Very elaborate, state-targeted Whatsapp attack

WhatsApp hacked to spy on top government officials at U.S. allies (2 min, via)

A very high-profile attack used a Whatsapp vulnerability "to take over users' phones". Which users? "High-profile government and military officials spread across at least 20 countries on five continents"

Unfortunately, the article doesn't explain how the app exploit propagated upwards to the OS and take full control of the phone, which is the real key of the question.

StarCraft AIs start beating humans

AlphaStar: Grandmaster level in StarCraft II using multi-agent reinforcement learning (RH, via)

People have been trying to develop Starcraft AIs since forever, but this is the first time that a bot can beat a world champion player.

Our new research differs from prior work in several key regards:

  1. AlphaStar now has the same kind of constraints that humans play under – including viewing the world through a camera, and stronger limits on the frequency of its actions
  2. AlphaStar can now play in one-on-one matches as and against Protoss, Terran, and Zerg
  3. The League training is fully automated, and starts only with agents trained by supervised learning, rather than from previously trained agents from past experiments.
  4. AlphaStar played on the official game server,, using the same maps and conditions as human players. All game replays are available here

Go check the replays now!

The Internet is no longer what it was

50 years ago, I helped invent the internet. How did it go so wrong? (5 min, via) and I Miss the Old Internet (1 min, via) are a couple nostalgic pieces about the old internet, defending why it was better, because it was more decentralized, more personal, and wasn't just another way to push ads in front of eyeballs.

On a related note, A History of Personal and Professional Websites (10 min) is a series of screenshots showcasing the author's first websites, real nostalgia fuel.

Face recognition to unlock porn

Australia wants to use face recognition for porn age verification (1 min, via)

What could possibly go wrong?

Chat over the email protocol

Delta Chat, Instant E-Mail Messaging (1 min, via)

Delta Chat is essentially a GUI over email which displays threads as chat conversations.

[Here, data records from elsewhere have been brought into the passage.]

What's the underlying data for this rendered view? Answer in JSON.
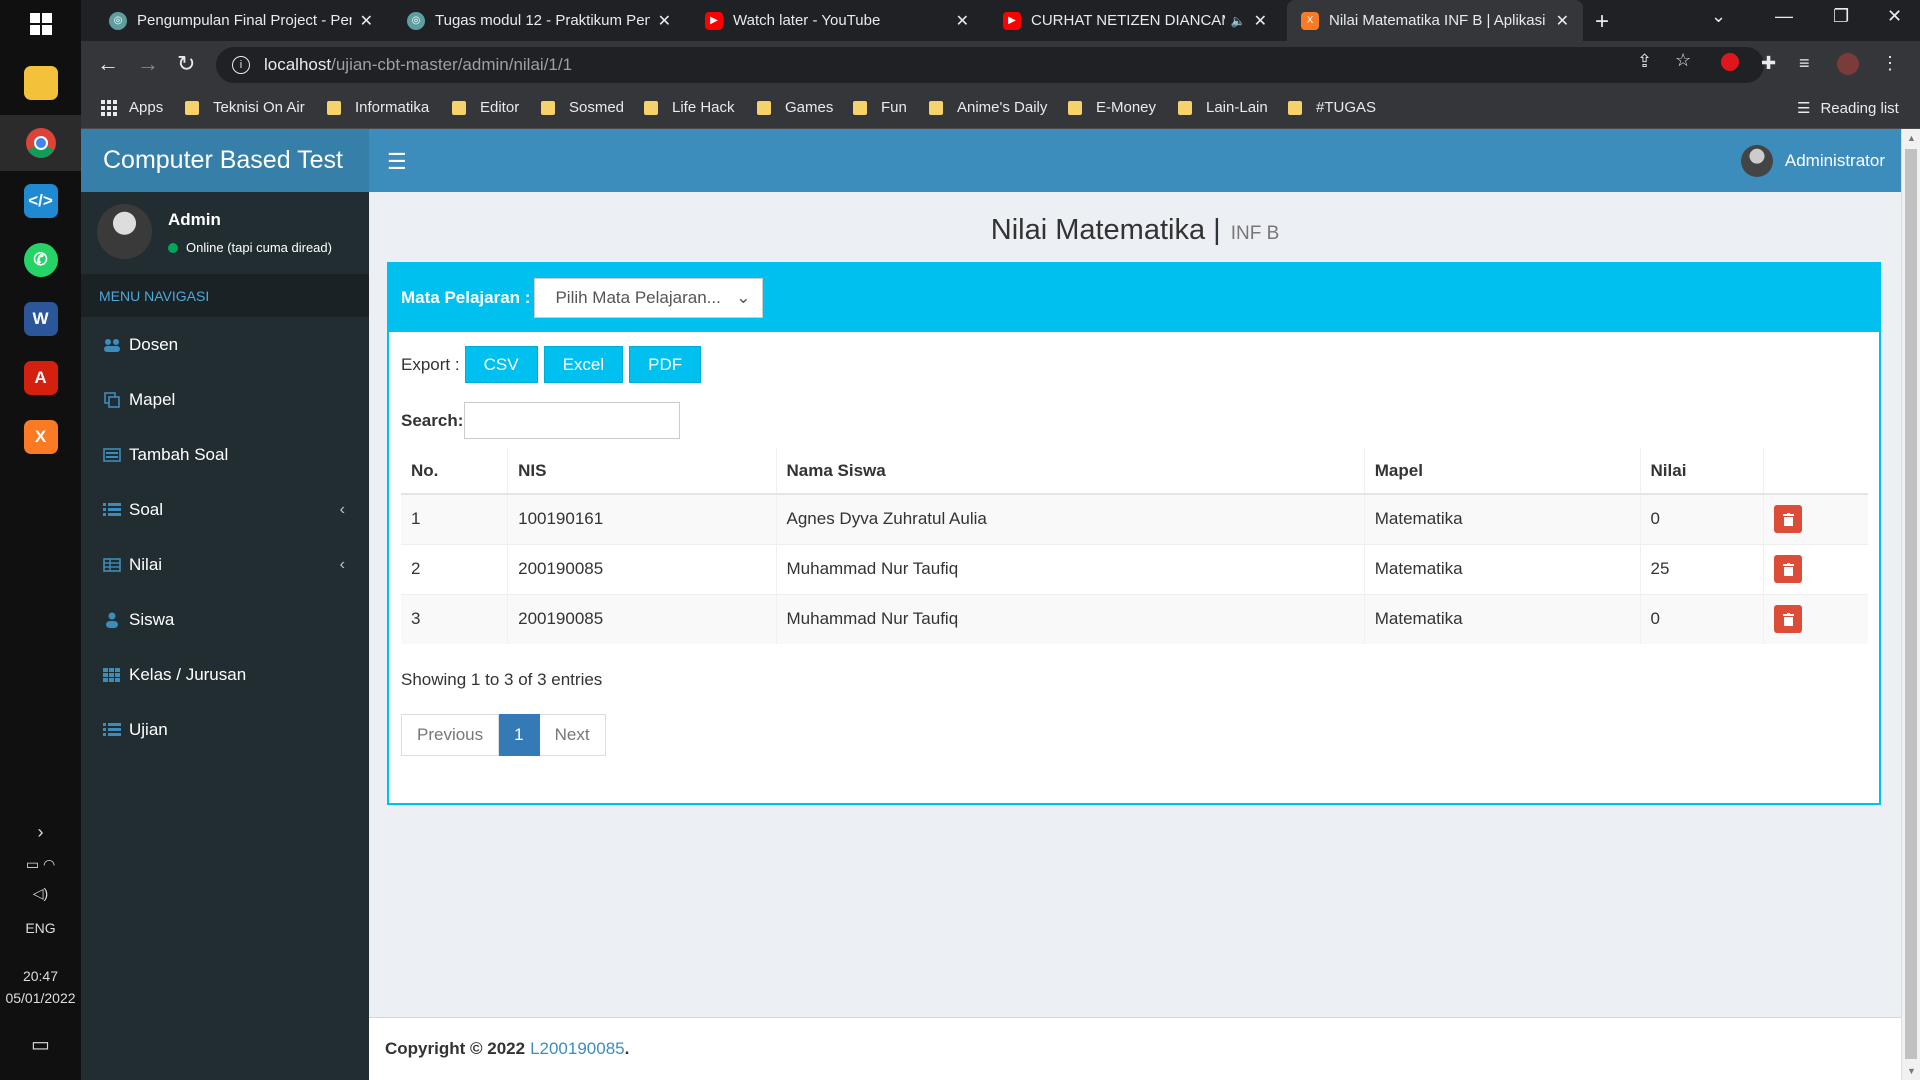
{
  "taskbar": {
    "lang": "ENG",
    "time": "20:47",
    "date": "05/01/2022"
  },
  "browser": {
    "tabs": [
      {
        "title": "Pengumpulan Final Project - Pem",
        "icon": "globe-icon",
        "color": "#5f9ea0"
      },
      {
        "title": "Tugas modul 12 - Praktikum Pem",
        "icon": "globe-icon",
        "color": "#5f9ea0"
      },
      {
        "title": "Watch later - YouTube",
        "icon": "youtube-icon",
        "color": "#ff0000"
      },
      {
        "title": "CURHAT NETIZEN DIANCAM",
        "icon": "youtube-icon",
        "color": "#ff0000"
      },
      {
        "title": "Nilai Matematika INF B | Aplikasi",
        "icon": "xampp-icon",
        "color": "#fb7a24"
      }
    ],
    "url_host": "localhost",
    "url_path": "/ujian-cbt-master/admin/nilai/1/1",
    "bookmarks": [
      "Apps",
      "Teknisi On Air",
      "Informatika",
      "Editor",
      "Sosmed",
      "Life Hack",
      "Games",
      "Fun",
      "Anime's Daily",
      "E-Money",
      "Lain-Lain",
      "#TUGAS"
    ],
    "reading_list": "Reading list"
  },
  "app": {
    "logo": "Computer Based Test",
    "top_user": "Administrator",
    "user_panel": {
      "name": "Admin",
      "status": "Online (tapi cuma diread)"
    },
    "menu_header": "MENU NAVIGASI",
    "menu": [
      {
        "label": "Dosen",
        "icon": "users-icon",
        "chevron": false
      },
      {
        "label": "Mapel",
        "icon": "copy-icon",
        "chevron": false
      },
      {
        "label": "Tambah Soal",
        "icon": "newspaper-icon",
        "chevron": false
      },
      {
        "label": "Soal",
        "icon": "list-icon",
        "chevron": true
      },
      {
        "label": "Nilai",
        "icon": "table-icon",
        "chevron": true
      },
      {
        "label": "Siswa",
        "icon": "user-icon",
        "chevron": false
      },
      {
        "label": "Kelas / Jurusan",
        "icon": "th-icon",
        "chevron": false
      },
      {
        "label": "Ujian",
        "icon": "list-icon",
        "chevron": false
      }
    ],
    "page": {
      "title": "Nilai Matematika",
      "subtitle": "INF B"
    },
    "filter": {
      "label": "Mata Pelajaran :",
      "select_value": "Pilih Mata Pelajaran..."
    },
    "export": {
      "label": "Export :",
      "buttons": [
        "CSV",
        "Excel",
        "PDF"
      ]
    },
    "search_label": "Search:",
    "table": {
      "headers": [
        "No.",
        "NIS",
        "Nama Siswa",
        "Mapel",
        "Nilai",
        ""
      ],
      "rows": [
        {
          "no": "1",
          "nis": "100190161",
          "nama": "Agnes Dyva Zuhratul Aulia",
          "mapel": "Matematika",
          "nilai": "0"
        },
        {
          "no": "2",
          "nis": "200190085",
          "nama": "Muhammad Nur Taufiq",
          "mapel": "Matematika",
          "nilai": "25"
        },
        {
          "no": "3",
          "nis": "200190085",
          "nama": "Muhammad Nur Taufiq",
          "mapel": "Matematika",
          "nilai": "0"
        }
      ]
    },
    "showing": "Showing 1 to 3 of 3 entries",
    "pager": {
      "prev": "Previous",
      "current": "1",
      "next": "Next"
    },
    "footer": {
      "text": "Copyright © 2022",
      "link": "L200190085",
      "dot": "."
    }
  }
}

And I really like that!

This is a really interesting project which, although it will rarely take off on the mainstream, can already argue they already took care of the network effects of their platform. Kind of like the old Google Talk, but universal.

It even includes E2E encryption by default by integrating Autocrypt. The project is actively maintained, so why don't you give it a try?

Running out of IPv4 addresses

This Time, There Really Are NO IPv4 Internet Addresses Left (1 min, via)

Is it the boy crying wolf again? Is this the digital equivalent of "we will run out of oil in 25 years"?

Some big ISPs still have a large stockpile of IPv4s but others that haven’t deployed IPv6 may have to stretch that out by adopting awkward solutions like internet address sharing (Carrier Grade NAT), which can in some circumstances create problems for internet systems that use unique IP addresses to identify, process and or block user activity.

In other cases we have seen some commercial trading of retired IPv4 address space and this is likely to become more common, at least until the day comes that IPv4 can finally be put to bed.

It seems that we may be in overtime, but there is still a life for IPv4 after all.

At this point I'm not sure what I prefer. Some years ago I even paid my ISP to have a static IP, which I used to host stuff at home. Nowadays, I have a $5/month VPS to host, and I really want to be anonymous at home, so I appreciate address sharing, which hides my real IP to the server, and can only be deanonymized with a judge order to the ISP.